The next three most popular therapeutic areas (from a partnerships perspective) were Endocrine, Metabolics and Genetic Disorders, Immunology and Inflammation, and Infectious Disease. We will discuss these categories in a moment. But looking at the data, these three categories accounted for >30% of partnerships in 2014 before dropping off, partly to the benefit of Oncology and CNS.
Since 2016, things appear to be leveling off. Yet, these categories combined account for nearly 70% of all pharma transactions.
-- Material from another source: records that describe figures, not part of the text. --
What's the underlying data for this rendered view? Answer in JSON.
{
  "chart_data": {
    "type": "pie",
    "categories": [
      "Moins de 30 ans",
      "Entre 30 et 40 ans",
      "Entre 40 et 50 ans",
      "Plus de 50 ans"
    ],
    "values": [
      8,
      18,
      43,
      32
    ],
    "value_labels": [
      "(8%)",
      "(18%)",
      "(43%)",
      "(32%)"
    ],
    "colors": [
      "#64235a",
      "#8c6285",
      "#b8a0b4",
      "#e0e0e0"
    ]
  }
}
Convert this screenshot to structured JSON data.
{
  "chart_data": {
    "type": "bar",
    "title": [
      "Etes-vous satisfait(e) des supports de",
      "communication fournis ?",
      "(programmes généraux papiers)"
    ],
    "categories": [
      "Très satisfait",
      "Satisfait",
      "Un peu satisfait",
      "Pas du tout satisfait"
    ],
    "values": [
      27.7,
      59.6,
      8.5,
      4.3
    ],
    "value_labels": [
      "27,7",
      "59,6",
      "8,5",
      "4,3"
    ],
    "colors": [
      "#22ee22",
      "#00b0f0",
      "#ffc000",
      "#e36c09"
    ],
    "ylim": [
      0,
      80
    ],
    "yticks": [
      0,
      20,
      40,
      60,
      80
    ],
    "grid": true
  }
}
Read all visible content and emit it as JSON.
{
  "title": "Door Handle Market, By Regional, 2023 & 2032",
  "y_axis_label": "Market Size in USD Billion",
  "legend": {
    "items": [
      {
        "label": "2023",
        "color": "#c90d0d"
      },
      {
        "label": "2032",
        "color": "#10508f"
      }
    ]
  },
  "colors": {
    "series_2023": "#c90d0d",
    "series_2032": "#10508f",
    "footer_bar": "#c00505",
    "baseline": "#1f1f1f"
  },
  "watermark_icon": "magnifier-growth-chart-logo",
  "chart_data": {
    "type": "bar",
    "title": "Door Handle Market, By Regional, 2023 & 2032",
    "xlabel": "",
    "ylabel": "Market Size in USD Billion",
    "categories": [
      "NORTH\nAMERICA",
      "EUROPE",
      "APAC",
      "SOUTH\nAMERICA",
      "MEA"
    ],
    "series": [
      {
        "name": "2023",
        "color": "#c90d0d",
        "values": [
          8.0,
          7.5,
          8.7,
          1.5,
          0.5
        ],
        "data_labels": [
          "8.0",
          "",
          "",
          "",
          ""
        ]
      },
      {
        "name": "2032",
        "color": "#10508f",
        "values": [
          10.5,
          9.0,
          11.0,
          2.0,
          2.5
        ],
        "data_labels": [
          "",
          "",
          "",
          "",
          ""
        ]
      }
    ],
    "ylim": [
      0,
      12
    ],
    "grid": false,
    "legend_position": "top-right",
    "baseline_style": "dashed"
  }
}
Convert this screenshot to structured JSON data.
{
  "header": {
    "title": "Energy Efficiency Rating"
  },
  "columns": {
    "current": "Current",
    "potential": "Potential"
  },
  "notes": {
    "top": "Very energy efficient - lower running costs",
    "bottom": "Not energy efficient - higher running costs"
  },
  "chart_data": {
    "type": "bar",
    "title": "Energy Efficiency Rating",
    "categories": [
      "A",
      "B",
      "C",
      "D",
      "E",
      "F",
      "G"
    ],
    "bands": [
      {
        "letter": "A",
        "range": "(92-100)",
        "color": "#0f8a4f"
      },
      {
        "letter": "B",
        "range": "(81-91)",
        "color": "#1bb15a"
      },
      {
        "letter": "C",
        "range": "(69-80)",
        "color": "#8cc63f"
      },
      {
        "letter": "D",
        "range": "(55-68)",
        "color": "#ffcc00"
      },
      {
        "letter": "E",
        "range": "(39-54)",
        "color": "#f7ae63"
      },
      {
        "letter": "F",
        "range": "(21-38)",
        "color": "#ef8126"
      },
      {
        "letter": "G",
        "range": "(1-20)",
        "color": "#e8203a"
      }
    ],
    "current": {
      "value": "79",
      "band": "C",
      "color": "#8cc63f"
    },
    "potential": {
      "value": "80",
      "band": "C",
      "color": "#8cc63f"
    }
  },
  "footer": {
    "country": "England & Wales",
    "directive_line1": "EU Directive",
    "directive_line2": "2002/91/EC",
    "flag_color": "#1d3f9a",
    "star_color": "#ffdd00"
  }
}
Now there are several flaws in this analysis, not the least of which is our dependence on the proper categorization of these individual partnerships by the data supplier. No database is perfect, but hopefully the sample size is large enough to support the notion that these general trends are correct.
We also recognize that these are very broad categories. Even CNS can mean many things, like migraine or Parkinson’s. A bit more granularity would be good.
Are Partnerships Increasingly Concentrated?
While partnerships in oncology dominate the partnerships market, they are tapering off slightly. Meanwhile, other areas are experiencing some growth.
Growth in therapeutic area diversification is undoubtably a good trend. As we have discussed previously, there are plenty of unmet medical needs outside oncology and CNS which need our collective attention. So the uptick in Endocrine and other areas is certainly positive.
However, companies tend to behave rationally. And so if they choose not to in-license compounds in a specific area, such as Infectious Disease (8%) or Dermatology (<3%), then there must be good reasons (expensive development, poor reimbursement, expensive sales and marketing, etc.).
Thus, new business models are sorely needed if many of these unmet medical needs are ever to be satisfied with innovative new therapies.